Q9. Your company has file servers located in an organizational unit named Payroll. The file servers contain payroll files located in a folder named Payroll.
You create a GPO.
You need to track which employees access the Payroll files on the file servers.
What should you do?
A. Enable the Audit process tracking option. Link the GPO to the Domain Controllers organizational unit. On the file servers, configure Auditing for the Authenticated Users group in the Payroll folder.
B. Enable the Audit object access option. Link the GPO to the Payroll organizational unit. On the file servers, configure Auditing for the Everyone group in the Payroll folder.
C. Enable the Audit process tracking option. Link the GPO to the Payroll organizational unit. On the file servers, configure Auditing for the Everyone group in the Payroll folder.

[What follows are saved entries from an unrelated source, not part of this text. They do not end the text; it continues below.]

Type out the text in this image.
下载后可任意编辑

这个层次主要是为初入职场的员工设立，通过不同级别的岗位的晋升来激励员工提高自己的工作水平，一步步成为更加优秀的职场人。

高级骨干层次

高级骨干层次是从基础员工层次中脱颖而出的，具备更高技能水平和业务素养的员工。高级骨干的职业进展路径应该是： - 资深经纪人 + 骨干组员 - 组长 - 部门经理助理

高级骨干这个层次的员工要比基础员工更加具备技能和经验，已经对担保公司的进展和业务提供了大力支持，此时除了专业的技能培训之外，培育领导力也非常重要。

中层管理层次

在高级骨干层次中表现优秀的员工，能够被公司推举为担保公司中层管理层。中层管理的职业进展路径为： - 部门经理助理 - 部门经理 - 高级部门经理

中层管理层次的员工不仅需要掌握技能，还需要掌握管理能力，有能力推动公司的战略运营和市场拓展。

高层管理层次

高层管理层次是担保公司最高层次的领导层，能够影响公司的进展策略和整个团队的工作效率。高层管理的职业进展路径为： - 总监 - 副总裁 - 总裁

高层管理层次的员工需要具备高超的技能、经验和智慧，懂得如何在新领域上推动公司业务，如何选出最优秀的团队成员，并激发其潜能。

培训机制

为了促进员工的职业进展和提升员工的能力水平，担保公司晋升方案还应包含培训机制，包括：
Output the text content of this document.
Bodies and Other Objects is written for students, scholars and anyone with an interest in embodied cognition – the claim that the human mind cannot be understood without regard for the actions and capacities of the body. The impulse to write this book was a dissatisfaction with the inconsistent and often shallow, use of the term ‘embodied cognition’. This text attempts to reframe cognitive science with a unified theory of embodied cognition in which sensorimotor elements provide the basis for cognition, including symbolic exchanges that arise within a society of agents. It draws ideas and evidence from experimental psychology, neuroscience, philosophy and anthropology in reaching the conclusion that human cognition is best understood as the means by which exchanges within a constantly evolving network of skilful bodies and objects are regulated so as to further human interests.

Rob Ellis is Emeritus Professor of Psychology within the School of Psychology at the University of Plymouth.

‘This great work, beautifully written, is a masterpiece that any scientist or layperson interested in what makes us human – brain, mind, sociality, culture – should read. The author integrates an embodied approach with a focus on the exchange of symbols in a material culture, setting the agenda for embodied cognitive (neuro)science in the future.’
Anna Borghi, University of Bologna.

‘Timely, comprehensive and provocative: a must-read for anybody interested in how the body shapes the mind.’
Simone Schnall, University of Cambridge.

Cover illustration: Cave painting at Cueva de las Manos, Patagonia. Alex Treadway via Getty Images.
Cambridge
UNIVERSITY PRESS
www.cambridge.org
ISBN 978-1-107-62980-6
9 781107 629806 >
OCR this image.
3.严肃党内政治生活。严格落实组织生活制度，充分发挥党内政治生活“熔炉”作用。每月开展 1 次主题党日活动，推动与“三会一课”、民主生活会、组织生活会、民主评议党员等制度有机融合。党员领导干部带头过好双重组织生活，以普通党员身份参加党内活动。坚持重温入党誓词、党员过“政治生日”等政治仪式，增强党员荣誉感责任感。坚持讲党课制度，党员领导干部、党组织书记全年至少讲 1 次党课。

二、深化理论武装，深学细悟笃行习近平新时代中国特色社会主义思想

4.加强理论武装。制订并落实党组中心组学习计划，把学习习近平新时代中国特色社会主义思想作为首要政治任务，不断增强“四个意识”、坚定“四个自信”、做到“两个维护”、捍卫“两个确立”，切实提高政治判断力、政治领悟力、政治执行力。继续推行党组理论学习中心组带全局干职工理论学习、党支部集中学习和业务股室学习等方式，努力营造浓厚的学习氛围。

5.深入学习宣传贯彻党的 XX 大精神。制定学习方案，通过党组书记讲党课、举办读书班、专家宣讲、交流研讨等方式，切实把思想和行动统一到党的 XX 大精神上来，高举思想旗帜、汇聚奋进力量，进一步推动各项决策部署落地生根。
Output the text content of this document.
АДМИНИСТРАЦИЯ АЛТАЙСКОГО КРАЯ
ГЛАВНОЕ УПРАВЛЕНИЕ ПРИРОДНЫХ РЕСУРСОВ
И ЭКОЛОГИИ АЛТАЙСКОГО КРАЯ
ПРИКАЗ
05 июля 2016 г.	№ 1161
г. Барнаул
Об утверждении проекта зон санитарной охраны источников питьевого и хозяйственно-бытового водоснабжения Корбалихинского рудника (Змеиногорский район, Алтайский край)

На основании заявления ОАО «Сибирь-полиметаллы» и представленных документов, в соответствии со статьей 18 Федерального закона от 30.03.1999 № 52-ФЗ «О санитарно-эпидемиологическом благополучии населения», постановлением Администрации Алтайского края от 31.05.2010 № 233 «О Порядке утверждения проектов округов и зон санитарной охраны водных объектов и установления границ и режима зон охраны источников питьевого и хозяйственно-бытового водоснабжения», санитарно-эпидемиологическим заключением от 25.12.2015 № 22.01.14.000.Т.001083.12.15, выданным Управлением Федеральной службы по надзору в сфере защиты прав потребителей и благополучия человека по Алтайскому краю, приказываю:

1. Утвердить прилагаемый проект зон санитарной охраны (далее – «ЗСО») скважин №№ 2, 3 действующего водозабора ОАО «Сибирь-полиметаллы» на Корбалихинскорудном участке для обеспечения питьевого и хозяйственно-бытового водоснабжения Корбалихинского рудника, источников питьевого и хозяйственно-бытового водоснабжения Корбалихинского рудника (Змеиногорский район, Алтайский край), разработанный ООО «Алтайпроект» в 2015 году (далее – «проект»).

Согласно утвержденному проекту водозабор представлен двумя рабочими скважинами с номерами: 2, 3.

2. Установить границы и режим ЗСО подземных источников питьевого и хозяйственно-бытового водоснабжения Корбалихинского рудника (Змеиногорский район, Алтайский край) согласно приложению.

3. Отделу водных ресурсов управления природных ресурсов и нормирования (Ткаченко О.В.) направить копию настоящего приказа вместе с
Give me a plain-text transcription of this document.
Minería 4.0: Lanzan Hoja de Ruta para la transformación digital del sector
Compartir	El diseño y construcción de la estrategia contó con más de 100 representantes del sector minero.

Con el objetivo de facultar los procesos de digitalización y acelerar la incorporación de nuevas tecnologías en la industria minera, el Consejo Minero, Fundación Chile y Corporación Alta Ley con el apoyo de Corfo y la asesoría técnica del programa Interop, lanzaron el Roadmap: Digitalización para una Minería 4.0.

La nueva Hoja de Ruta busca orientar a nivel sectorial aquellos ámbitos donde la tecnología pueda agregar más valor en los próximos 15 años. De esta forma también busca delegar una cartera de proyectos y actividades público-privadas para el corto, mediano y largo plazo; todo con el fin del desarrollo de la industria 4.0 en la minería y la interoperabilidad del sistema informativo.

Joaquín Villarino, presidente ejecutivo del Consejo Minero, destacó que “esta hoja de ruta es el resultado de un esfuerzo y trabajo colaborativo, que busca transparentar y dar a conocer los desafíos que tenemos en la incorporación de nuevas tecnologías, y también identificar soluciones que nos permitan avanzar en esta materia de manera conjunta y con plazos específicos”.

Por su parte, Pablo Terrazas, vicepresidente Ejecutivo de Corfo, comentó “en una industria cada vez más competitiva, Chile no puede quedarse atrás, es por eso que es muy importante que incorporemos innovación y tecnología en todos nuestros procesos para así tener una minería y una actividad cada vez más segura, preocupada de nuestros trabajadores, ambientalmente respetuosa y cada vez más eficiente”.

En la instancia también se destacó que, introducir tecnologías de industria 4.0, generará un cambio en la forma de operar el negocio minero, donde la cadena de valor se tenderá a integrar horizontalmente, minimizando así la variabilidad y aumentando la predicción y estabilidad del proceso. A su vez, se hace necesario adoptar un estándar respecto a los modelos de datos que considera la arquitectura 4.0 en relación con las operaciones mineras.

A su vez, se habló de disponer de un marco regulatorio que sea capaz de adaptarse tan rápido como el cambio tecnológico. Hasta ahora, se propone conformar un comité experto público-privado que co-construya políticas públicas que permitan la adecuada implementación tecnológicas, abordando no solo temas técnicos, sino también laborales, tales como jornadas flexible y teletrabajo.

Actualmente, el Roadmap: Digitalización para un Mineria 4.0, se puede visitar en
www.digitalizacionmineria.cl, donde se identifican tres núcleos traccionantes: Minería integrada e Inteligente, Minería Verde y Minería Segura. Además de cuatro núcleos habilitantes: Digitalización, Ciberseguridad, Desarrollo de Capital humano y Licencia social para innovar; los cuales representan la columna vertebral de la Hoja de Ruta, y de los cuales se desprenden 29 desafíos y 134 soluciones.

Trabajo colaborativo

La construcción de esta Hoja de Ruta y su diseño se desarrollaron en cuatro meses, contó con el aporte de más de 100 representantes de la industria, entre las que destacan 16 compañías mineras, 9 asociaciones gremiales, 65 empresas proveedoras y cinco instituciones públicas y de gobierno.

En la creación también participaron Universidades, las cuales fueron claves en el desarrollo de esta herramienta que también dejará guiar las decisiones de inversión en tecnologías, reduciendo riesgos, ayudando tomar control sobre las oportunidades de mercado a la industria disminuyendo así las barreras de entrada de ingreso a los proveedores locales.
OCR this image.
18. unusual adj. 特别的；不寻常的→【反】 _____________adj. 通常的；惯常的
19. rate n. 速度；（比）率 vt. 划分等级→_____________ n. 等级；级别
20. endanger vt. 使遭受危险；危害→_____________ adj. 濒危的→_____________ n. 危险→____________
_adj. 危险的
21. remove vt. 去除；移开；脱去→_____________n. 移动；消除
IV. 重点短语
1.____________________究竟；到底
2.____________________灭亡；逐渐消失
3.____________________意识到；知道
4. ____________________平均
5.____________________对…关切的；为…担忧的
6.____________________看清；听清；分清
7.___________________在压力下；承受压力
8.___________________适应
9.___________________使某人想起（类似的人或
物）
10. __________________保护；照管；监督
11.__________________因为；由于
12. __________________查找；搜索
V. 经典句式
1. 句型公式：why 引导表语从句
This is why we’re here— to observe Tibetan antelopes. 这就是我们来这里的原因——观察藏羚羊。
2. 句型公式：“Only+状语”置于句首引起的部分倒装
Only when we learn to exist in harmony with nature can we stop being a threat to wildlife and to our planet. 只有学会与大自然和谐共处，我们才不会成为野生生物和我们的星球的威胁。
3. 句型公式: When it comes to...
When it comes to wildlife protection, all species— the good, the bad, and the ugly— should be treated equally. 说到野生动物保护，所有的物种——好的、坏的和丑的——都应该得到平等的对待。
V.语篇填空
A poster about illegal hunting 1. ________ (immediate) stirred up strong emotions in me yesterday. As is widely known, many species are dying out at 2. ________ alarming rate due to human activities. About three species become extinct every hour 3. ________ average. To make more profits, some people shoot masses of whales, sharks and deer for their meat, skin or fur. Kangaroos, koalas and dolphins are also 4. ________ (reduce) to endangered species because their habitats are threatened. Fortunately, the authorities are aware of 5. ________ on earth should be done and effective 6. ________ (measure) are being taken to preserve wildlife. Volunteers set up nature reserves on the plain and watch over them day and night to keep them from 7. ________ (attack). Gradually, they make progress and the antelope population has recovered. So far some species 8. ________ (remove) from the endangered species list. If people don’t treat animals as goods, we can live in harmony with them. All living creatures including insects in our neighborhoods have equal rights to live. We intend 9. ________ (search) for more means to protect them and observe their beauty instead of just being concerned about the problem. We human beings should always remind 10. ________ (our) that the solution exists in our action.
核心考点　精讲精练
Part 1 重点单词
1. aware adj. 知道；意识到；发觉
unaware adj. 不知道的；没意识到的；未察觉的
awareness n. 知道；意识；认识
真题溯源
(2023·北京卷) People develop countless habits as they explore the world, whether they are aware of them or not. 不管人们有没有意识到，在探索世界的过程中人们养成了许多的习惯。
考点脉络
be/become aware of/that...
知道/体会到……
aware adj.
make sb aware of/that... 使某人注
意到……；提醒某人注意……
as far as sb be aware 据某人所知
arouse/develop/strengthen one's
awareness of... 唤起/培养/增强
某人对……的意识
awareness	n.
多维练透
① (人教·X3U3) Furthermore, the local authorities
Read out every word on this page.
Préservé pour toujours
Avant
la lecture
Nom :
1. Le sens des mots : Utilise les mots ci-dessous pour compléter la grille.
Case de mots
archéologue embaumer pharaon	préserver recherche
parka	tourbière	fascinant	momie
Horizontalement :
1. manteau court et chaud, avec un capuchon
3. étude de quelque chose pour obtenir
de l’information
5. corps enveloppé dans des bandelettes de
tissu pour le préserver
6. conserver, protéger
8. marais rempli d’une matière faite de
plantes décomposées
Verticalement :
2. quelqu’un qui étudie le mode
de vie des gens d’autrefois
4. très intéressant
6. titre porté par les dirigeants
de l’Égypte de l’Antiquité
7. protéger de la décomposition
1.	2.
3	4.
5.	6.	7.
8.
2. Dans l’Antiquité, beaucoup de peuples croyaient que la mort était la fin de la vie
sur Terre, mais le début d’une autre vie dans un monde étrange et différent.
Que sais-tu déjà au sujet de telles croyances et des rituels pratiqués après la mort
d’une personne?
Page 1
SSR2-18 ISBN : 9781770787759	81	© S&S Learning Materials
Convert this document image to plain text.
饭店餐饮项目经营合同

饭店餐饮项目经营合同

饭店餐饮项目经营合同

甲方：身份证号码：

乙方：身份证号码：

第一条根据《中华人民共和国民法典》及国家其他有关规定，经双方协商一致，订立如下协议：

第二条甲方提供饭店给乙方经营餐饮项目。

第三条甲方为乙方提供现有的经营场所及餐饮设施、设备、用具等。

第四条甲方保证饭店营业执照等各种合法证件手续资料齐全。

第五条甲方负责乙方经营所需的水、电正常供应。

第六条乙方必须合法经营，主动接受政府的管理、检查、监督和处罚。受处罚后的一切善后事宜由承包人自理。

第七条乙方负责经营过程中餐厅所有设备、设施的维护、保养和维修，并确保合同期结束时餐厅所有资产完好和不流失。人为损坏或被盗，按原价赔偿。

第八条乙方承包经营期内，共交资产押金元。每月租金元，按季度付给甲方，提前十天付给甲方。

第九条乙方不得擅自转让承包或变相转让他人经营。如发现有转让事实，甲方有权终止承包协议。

D. Enable the Audit object access option. Link the GPO to the domain. On the domain controllers, configure Auditing for the Authenticated Users group in the Payroll folder.
Answer: B
Explanation:
Q10. Your company has an Active Directory domain. You install a new domain controller in the
domain. Twenty users report that they are unable to log on to the domain.
You need to register the SRV records.
Which command should you run on the new domain controller?
A. Run the netsh interface reset command.
B. Run the ipconfig /flushdns command.
C. Run the dnscmd /EnlistDirectoryPartition command.
D. Run the sc stop netlogon command followed by the sc start netlogon command.
Answer: D
Explanation:
MCTS 70-640 Cert Guide: Windows Server 2008 Active Directory, Configuring (Pearson IT Certification, 2010) page 62 The SRV resource records for a domain controller are important in enabling clients to locate the domain controller. The Netlogon service on domain controllers registers this resource record whenever a domain controller is restarted. You can also re-register a domain controller’s SRV resource records by restarting this service from the Services branch of Server Manager or by typing net start netlogon. An exam Question might ask you how to troubleshoot the nonregistration of SRV resource records.